Although the Meiji constitution allowed freedom of religion, Christianity was still technically a crime with a maximum punishment of death. In the Second World War, Shinto was the official religion and all others were crimes. Christians were seen as sympathetic to the Allies and therefore traitors, so persecution increased.
At the end of the war in 1945, as part of the surrender, America forced Japan to grant freedom of religion and this became part of the new Japanese Constitution.
(Ironically, as one writer said about the atomic bomb dropped by the Americans on Nagasaki Cathedral in 1945: "the Truman Administration killed more Christians than had ever been killed in Japan during centuries of persecution.")
In all its history, Christianity has been a foreign religion and remains so to this day.
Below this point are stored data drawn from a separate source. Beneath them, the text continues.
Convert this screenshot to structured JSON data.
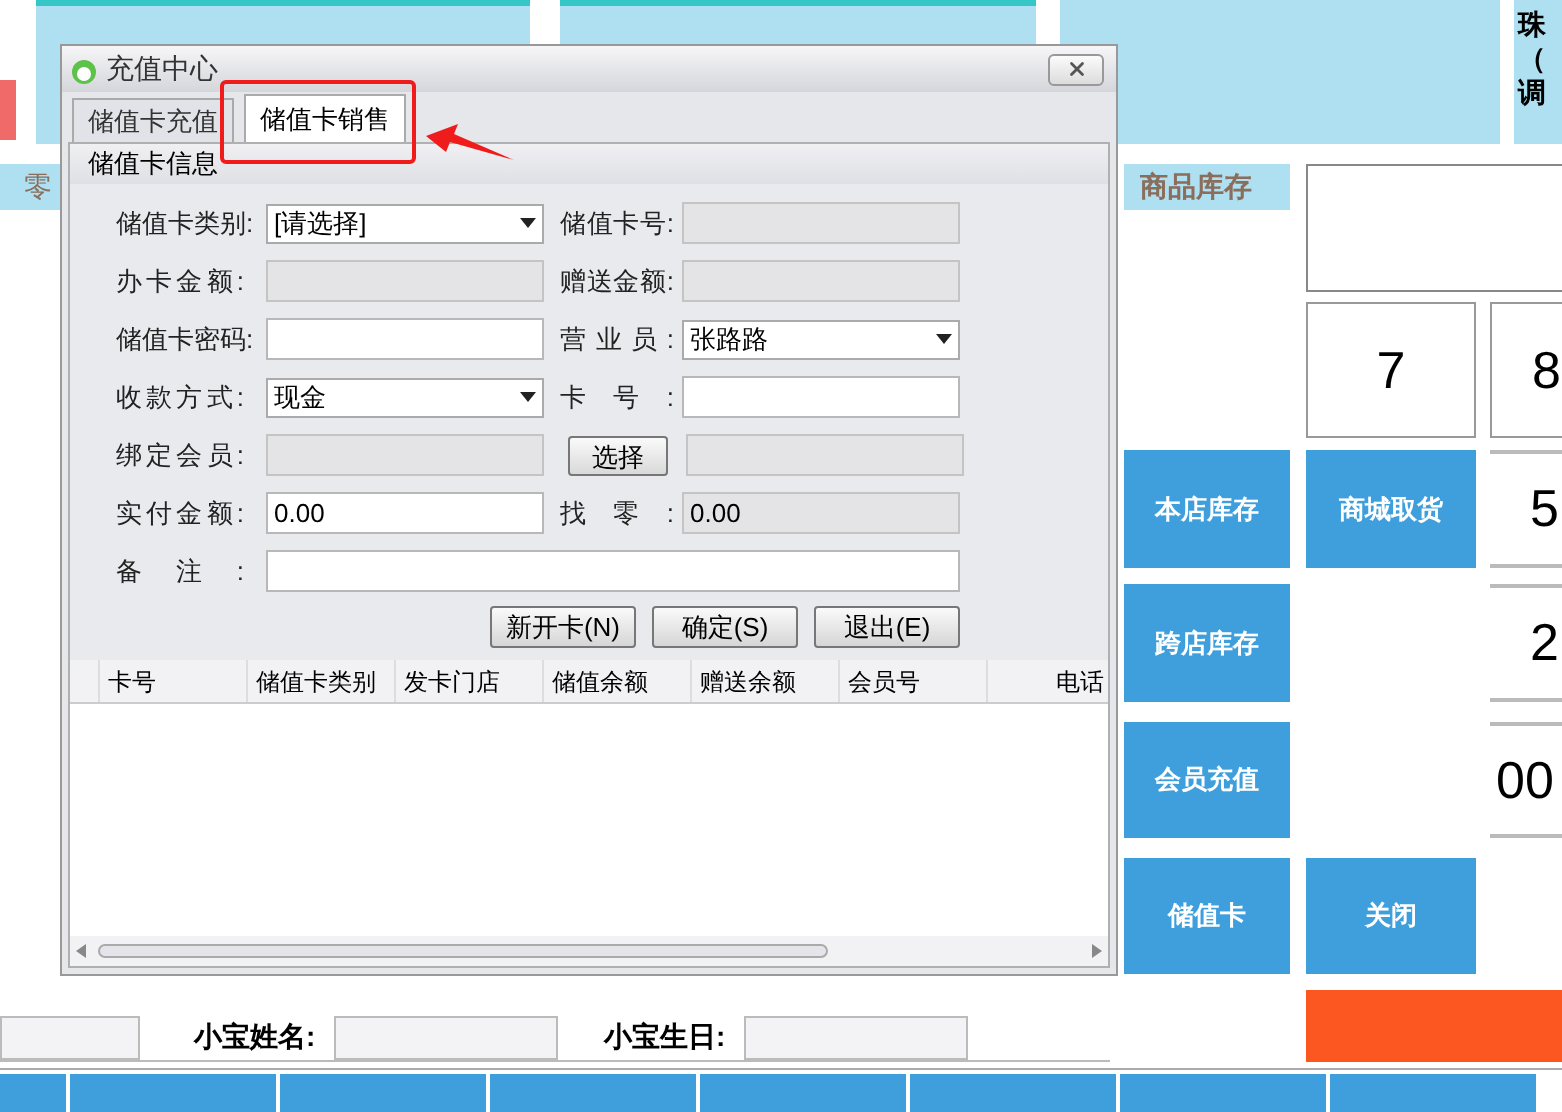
{
  "background": {
    "corner_lines": [
      "珠",
      "（",
      "调"
    ],
    "side_tab": "零",
    "stock_label": "商品库存",
    "keypad": [
      "7",
      "8",
      "5",
      "2",
      "00"
    ],
    "action_buttons": [
      "本店库存",
      "商城取货",
      "跨店库存",
      "会员充值",
      "储值卡",
      "关闭"
    ],
    "member_fields": [
      {
        "label": "小宝姓名:"
      },
      {
        "label": "小宝生日:"
      }
    ]
  },
  "dialog": {
    "title": "充值中心",
    "tabs": [
      {
        "label": "储值卡充值",
        "selected": false
      },
      {
        "label": "储值卡销售",
        "selected": true
      }
    ],
    "group_title": "储值卡信息",
    "rows": [
      {
        "left": {
          "label": "储值卡类别:",
          "kind": "select",
          "value": "[请选择]"
        },
        "right": {
          "label": "储值卡号:",
          "kind": "input",
          "disabled": true
        }
      },
      {
        "left": {
          "label": "办卡金额:",
          "kind": "input",
          "disabled": true
        },
        "right": {
          "label": "赠送金额:",
          "kind": "input",
          "disabled": true
        }
      },
      {
        "left": {
          "label": "储值卡密码:",
          "kind": "input",
          "disabled": false
        },
        "right": {
          "label": "营业员:",
          "kind": "select",
          "value": "张路路"
        }
      },
      {
        "left": {
          "label": "收款方式:",
          "kind": "select",
          "value": "现金"
        },
        "right": {
          "label": "卡号:",
          "kind": "input",
          "disabled": false
        }
      },
      {
        "left": {
          "label": "绑定会员:",
          "kind": "input",
          "disabled": true
        },
        "right": {
          "button": "选择",
          "kind": "input",
          "disabled": true
        }
      },
      {
        "left": {
          "label": "实付金额:",
          "kind": "input",
          "value": "0.00",
          "disabled": false
        },
        "right": {
          "label": "找零:",
          "kind": "input",
          "value": "0.00",
          "disabled": true
        }
      },
      {
        "left": {
          "label": "备注:",
          "kind": "input",
          "disabled": false,
          "wide": true
        }
      }
    ],
    "buttons": [
      "新开卡(N)",
      "确定(S)",
      "退出(E)"
    ],
    "table": {
      "columns": [
        "卡号",
        "储值卡类别",
        "发卡门店",
        "储值余额",
        "赠送余额",
        "会员号",
        "电话"
      ]
    }
  }
}
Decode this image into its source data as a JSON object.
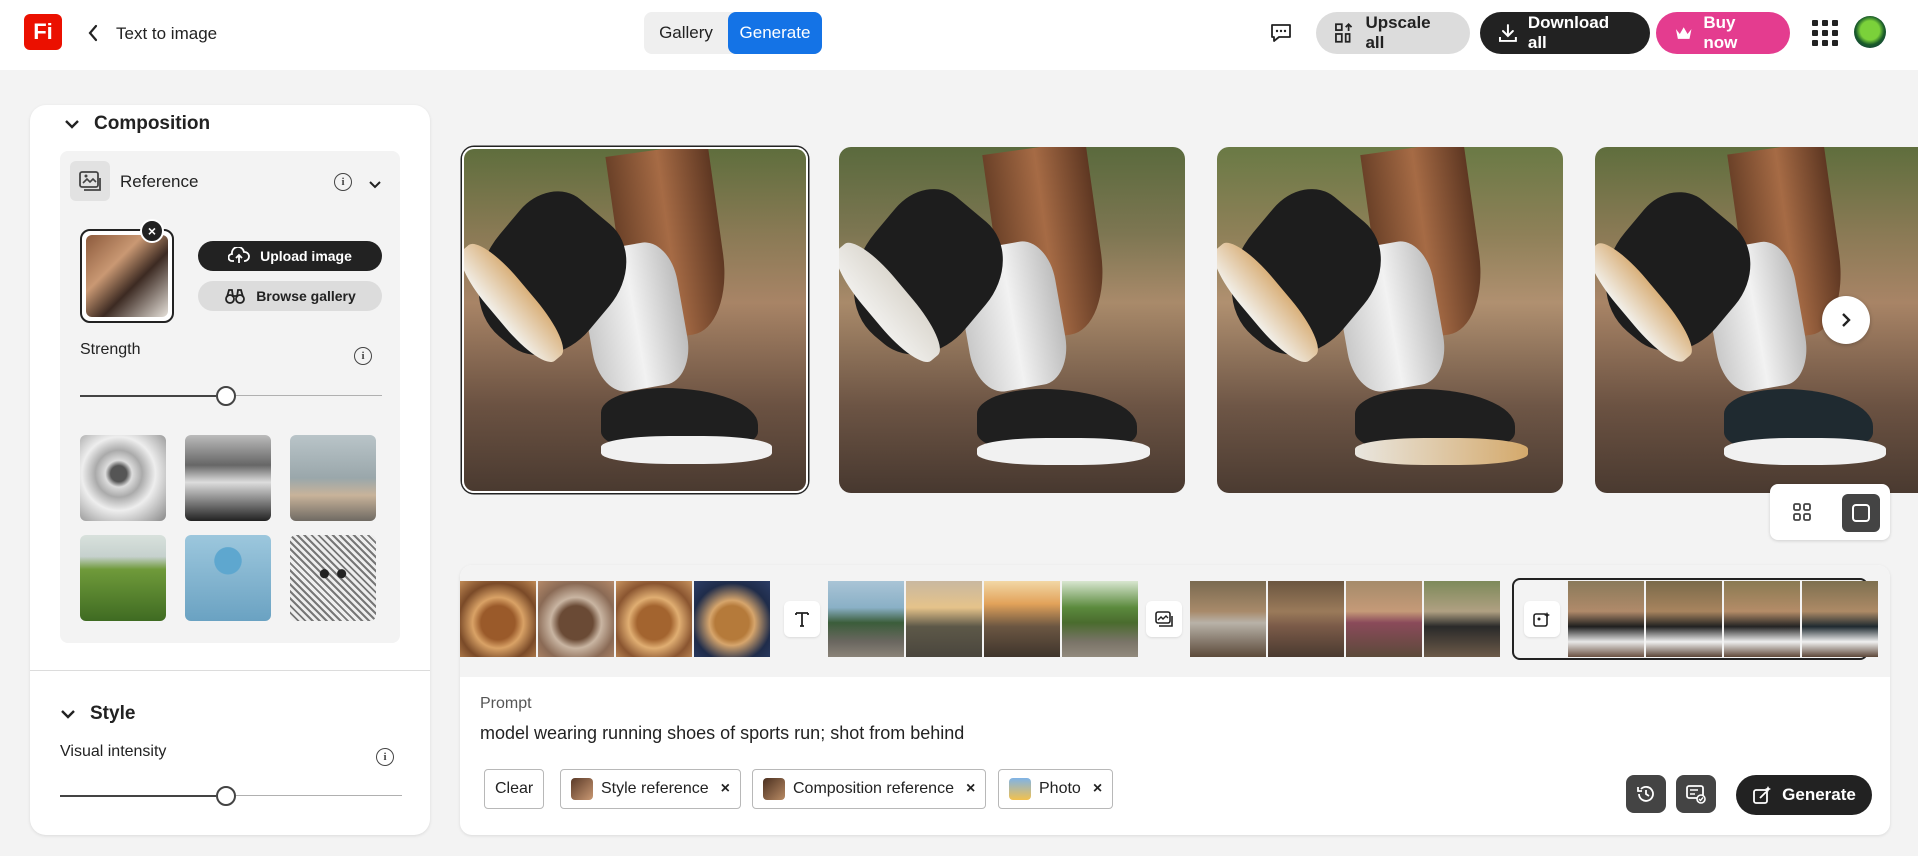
{
  "header": {
    "logo_text": "Fi",
    "breadcrumb": "Text to image",
    "tabs": [
      {
        "label": "Gallery"
      },
      {
        "label": "Generate"
      }
    ],
    "upscale_label": "Upscale all",
    "download_label": "Download all",
    "buy_label": "Buy now"
  },
  "panel": {
    "composition_title": "Composition",
    "reference_label": "Reference",
    "upload_label": "Upload image",
    "browse_label": "Browse gallery",
    "strength_label": "Strength",
    "strength_value": 0.5,
    "style_title": "Style",
    "visual_intensity_label": "Visual intensity",
    "visual_intensity_value": 0.5
  },
  "prompt": {
    "label": "Prompt",
    "text": "model wearing running shoes of sports run; shot from behind",
    "clear_label": "Clear",
    "chips": [
      {
        "label": "Style reference"
      },
      {
        "label": "Composition reference"
      },
      {
        "label": "Photo"
      }
    ],
    "generate_label": "Generate"
  },
  "colors": {
    "accent_blue": "#1473e6",
    "brand_red": "#eb1000",
    "buy_pink": "#e43c8f",
    "dark": "#222222"
  }
}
Scholars doubt that Christianity can localise itself in Japan as much as Buddhism has done, until the sad day when Japan has completely lost its culture to internationalisation.
According to the annual survey by Recruit Co., 15 percent of all new marriages in Japan in 2007 had no religious wedding ceremony, 12 percent had Shinto-style weddings (down from 80 percent in the 1960's), leaving a huge 70 percent majority who chose western style weddings. But since most of these couples and their families are presumed not to be believers, these ceremonies are not directed at a Christian congregation.
(A Gallup poll in 2006 revealed only around six percent of Japanese profess to be Christian, and they tend to have wedding ceremonies in their own churches.)
The trappings are there in these Western Style Weddings In Japan; the Bible reading, prayers, hymns, but it is not a time for preaching. The couple are there to get married and would be pretty annoyed if they were bombarded with evangelism. The ceremonies are based on Christian teachings but perceived by the couple primarily as a western style, rather than a Christian style.
... which is why we call them 'Western Style Weddings' and not 'Christian Style Weddings'.